I used to fuck my mattress and box spring by putting two bologna slices in there. Don't think my teenage self expect to nut that hard.
Brother, I'm in my 40s, happily married and get to have sex whenever I want sometimes.
I am still going to try this.
>>whenever I want sometimes
There it is
Every night of some of the nights once or twice a month of my life.
Make sure you don't have a dog around otherwise shit gets awkward real quick.
Did you at least throw the bologna in the microwave for a few seconds to get some life back in it?
Nah it was late at night so I just went in cold 😂
Found the mortician.
Yes officer, this comment here.
Now imagine putting a Fleshlight between two cushions and pounding that. Fucking great change of pace vs the usual.
The problem with getting a fleshlight is you also have to get a dildo otherwise it gets lonely when you're out of the house
Did you know that in switzerland you are legally required to get a dildo with your fleshlight?
Edit:(or a second flashlight ofc)
And why is it so?
Because fleshlights are social animals and without company, they become depressed and will starve themselves.
But you just force feed it ( ͡° ͜ʖ ͡°)
It's just a meme based on [this.](https://www-zmescience-com.cdn.ampproject.org/v/s/www.zmescience.com/ecology/animals-ecology/guinea-pig-switzerland/amp/?amp_js_v=a6&_gsa=1&usqp=mq331AQHKAFQArABIA%3D%3D#aoh=16235146451571&referrer=https%3A%2F%2Fwww.google.com&_tf=Von%20%251%24s&share=https%3A%2F%2Fwww.zmescience.com%2Fecology%2Fanimals-ecology%2Fguinea-pig-switzerland%2F)
We passed a similar law in the Netherlands last week. No more small cages, single bunnies or intensive farms from 1-1-22
Edit: it's the biggest win the Party for Animals has ever achieved. They did a great job
Then you can use both, double the fun
Hell yeah I'm sick of a Pringles can, two sponges and a glove
You need to switch to the yellow rubber cleaning gloves, turn it inside out so the grippy texture part is where you make contact, trust me.

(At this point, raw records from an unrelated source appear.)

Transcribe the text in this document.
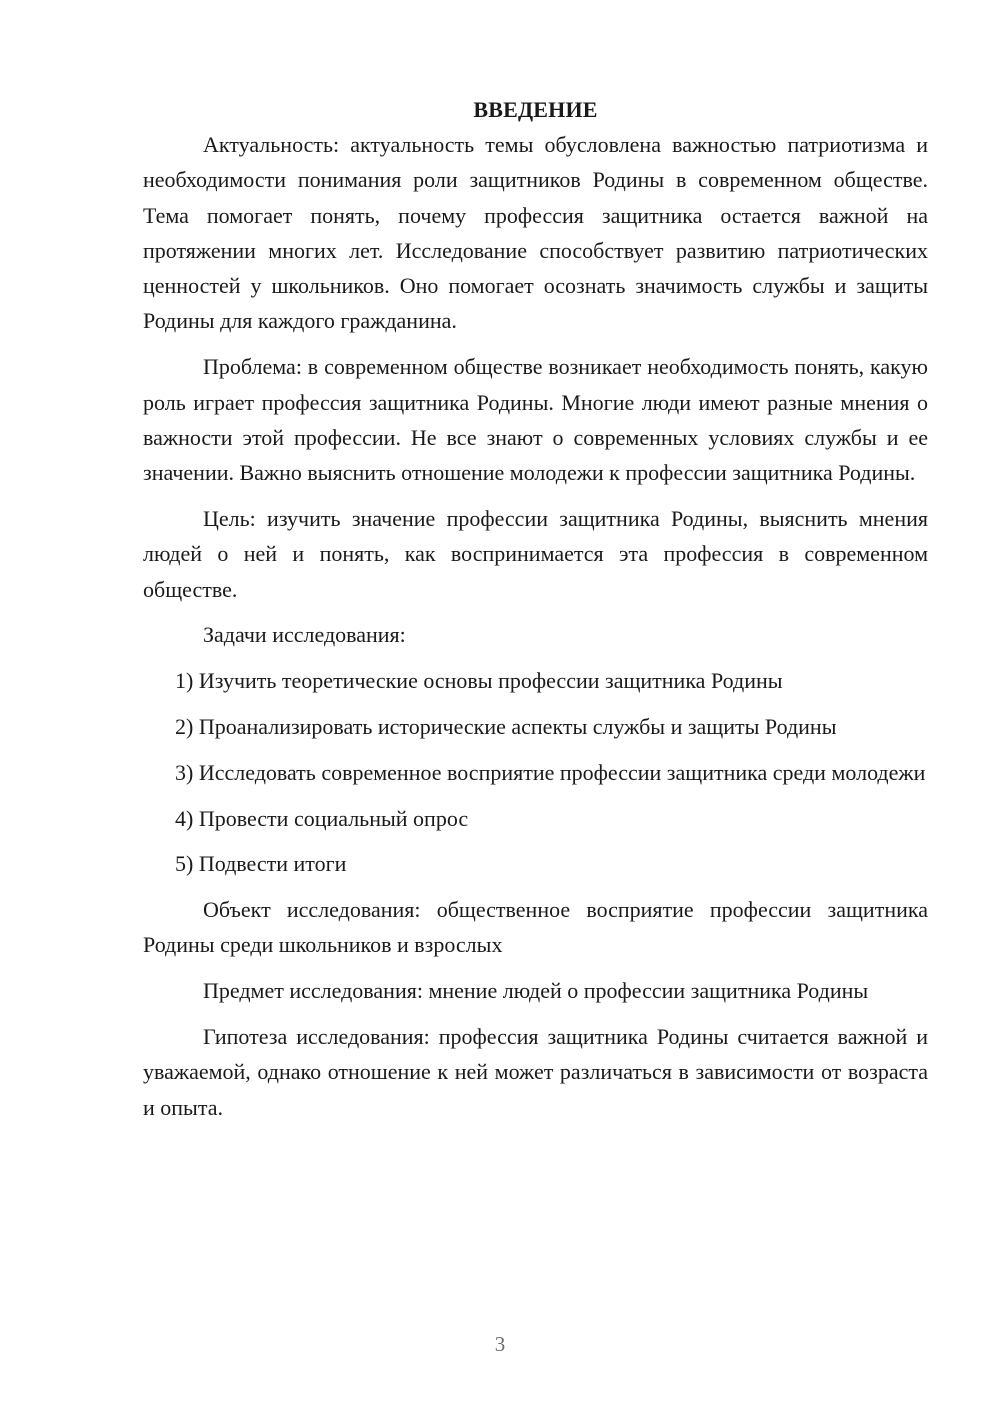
ВВЕДЕНИЕ

Актуальность: актуальность темы обусловлена важностью патриотизма и необходимости понимания роли защитников Родины в современном обществе. Тема помогает понять, почему профессия защитника остается важной на протяжении многих лет. Исследование способствует развитию патриотических ценностей у школьников. Оно помогает осознать значимость службы и защиты Родины для каждого гражданина.

Проблема: в современном обществе возникает необходимость понять, какую роль играет профессия защитника Родины. Многие люди имеют разные мнения о важности этой профессии. Не все знают о современных условиях службы и ее значении. Важно выяснить отношение молодежи к профессии защитника Родины.

Цель: изучить значение профессии защитника Родины, выяснить мнения людей о ней и понять, как воспринимается эта профессия в современном обществе.

Задачи исследования:

1) Изучить теоретические основы профессии защитника Родины

2) Проанализировать исторические аспекты службы и защиты Родины

3) Исследовать современное восприятие профессии защитника среди молодежи

4) Провести социальный опрос

5) Подвести итоги

Объект исследования: общественное восприятие профессии защитника Родины среди школьников и взрослых

Предмет исследования: мнение людей о профессии защитника Родины

Гипотеза исследования: профессия защитника Родины считается важной и уважаемой, однако отношение к ней может различаться в зависимости от возраста и опыта.

3
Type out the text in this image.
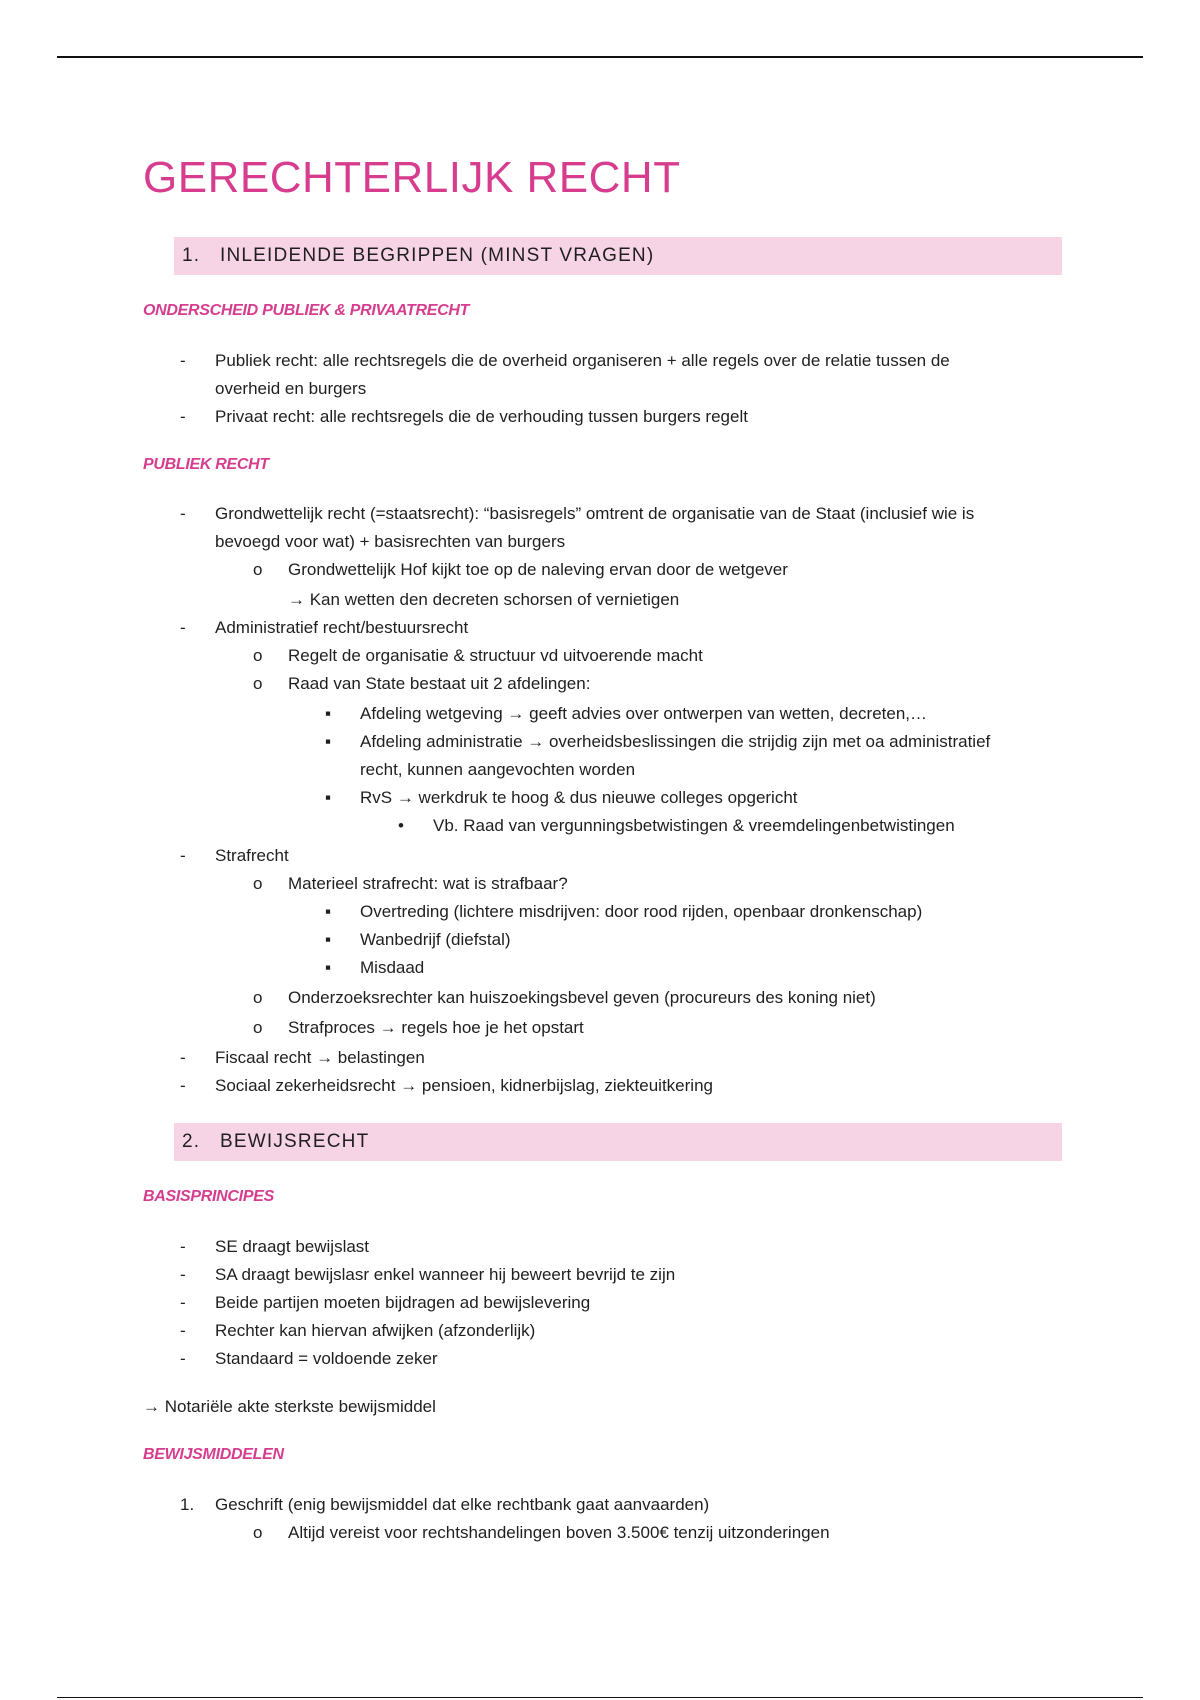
GERECHTERLIJK RECHT
1.	INLEIDENDE BEGRIPPEN (MINST VRAGEN)
ONDERSCHEID PUBLIEK & PRIVAATRECHT
- Publiek recht: alle rechtsregels die de overheid organiseren + alle regels over de relatie tussen de
overheid en burgers
- Privaat recht: alle rechtsregels die de verhouding tussen burgers regelt
PUBLIEK RECHT
- Grondwettelijk recht (=staatsrecht): “basisregels” omtrent de organisatie van de Staat (inclusief wie is
bevoegd voor wat) + basisrechten van burgers
o Grondwettelijk Hof kijkt toe op de naleving ervan door de wetgever
→ Kan wetten den decreten schorsen of vernietigen
- Administratief recht/bestuursrecht
o Regelt de organisatie & structuur vd uitvoerende macht
o Raad van State bestaat uit 2 afdelingen:
▪ Afdeling wetgeving → geeft advies over ontwerpen van wetten, decreten,…
▪ Afdeling administratie → overheidsbeslissingen die strijdig zijn met oa administratief
recht, kunnen aangevochten worden
▪ RvS → werkdruk te hoog & dus nieuwe colleges opgericht
• Vb. Raad van vergunningsbetwistingen & vreemdelingenbetwistingen
- Strafrecht
o Materieel strafrecht: wat is strafbaar?
▪ Overtreding (lichtere misdrijven: door rood rijden, openbaar dronkenschap)
▪ Wanbedrijf (diefstal)
▪ Misdaad
o Onderzoeksrechter kan huiszoekingsbevel geven (procureurs des koning niet)
o Strafproces → regels hoe je het opstart
- Fiscaal recht → belastingen
- Sociaal zekerheidsrecht → pensioen, kidnerbijslag, ziekteuitkering
2.	BEWIJSRECHT
BASISPRINCIPES
- SE draagt bewijslast
- SA draagt bewijslasr enkel wanneer hij beweert bevrijd te zijn
- Beide partijen moeten bijdragen ad bewijslevering
- Rechter kan hiervan afwijken (afzonderlijk)
- Standaard = voldoende zeker
→ Notariële akte sterkste bewijsmiddel
BEWIJSMIDDELEN
1. Geschrift (enig bewijsmiddel dat elke rechtbank gaat aanvaarden)
o Altijd vereist voor rechtshandelingen boven 3.500€ tenzij uitzonderingen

Also, try sour cream and onion Pringle cans, they have the most realistic smell for some reason after a couple hard uses.
Try these tips and Thank me later!
I'm not going to ask how you know this or how many hours if uhhh tests and research you have conducted to find this information but it has been much appreciated and may come in handy at a later date
No more cum in handy with this trick
Prostitutes hate this one trick...
Thanks I hate this
This is one of the those times where you don't question it how someone knows this
Rember to get latex free gloves you never know till its to late
Safe sex is great sex you better wear a latex
Cause you don't want that late text, that "I think I'm late" text.
Carter 3 went hard.
You know what ur right. Im done fucking my hand
Preach brother ❤😄
Sex shop workers are always the most helpful when it comes to finding fun or new toys for girls or boys, inside or out, that's their whole job, dont feel ashamed to go in and talk to them about it because even if they don't have what you're looking for they've probably heard of it and can give you great recommendations. (and don't be fucking creepy with them either, they get enough of that) they're literally the reason I know [the Autoblow 2 exists.](https://autoblow.com/?a_id=5&gclid=CjwKCAjwtpGGBhBJEiwAyRZX2qUd44cKSmzL4UQr_QozUH2bzfFZDRhM-41hvXd5wA_Wbun_jCuM3hoCMnIQAvD_BwE) as well as other male sex toys.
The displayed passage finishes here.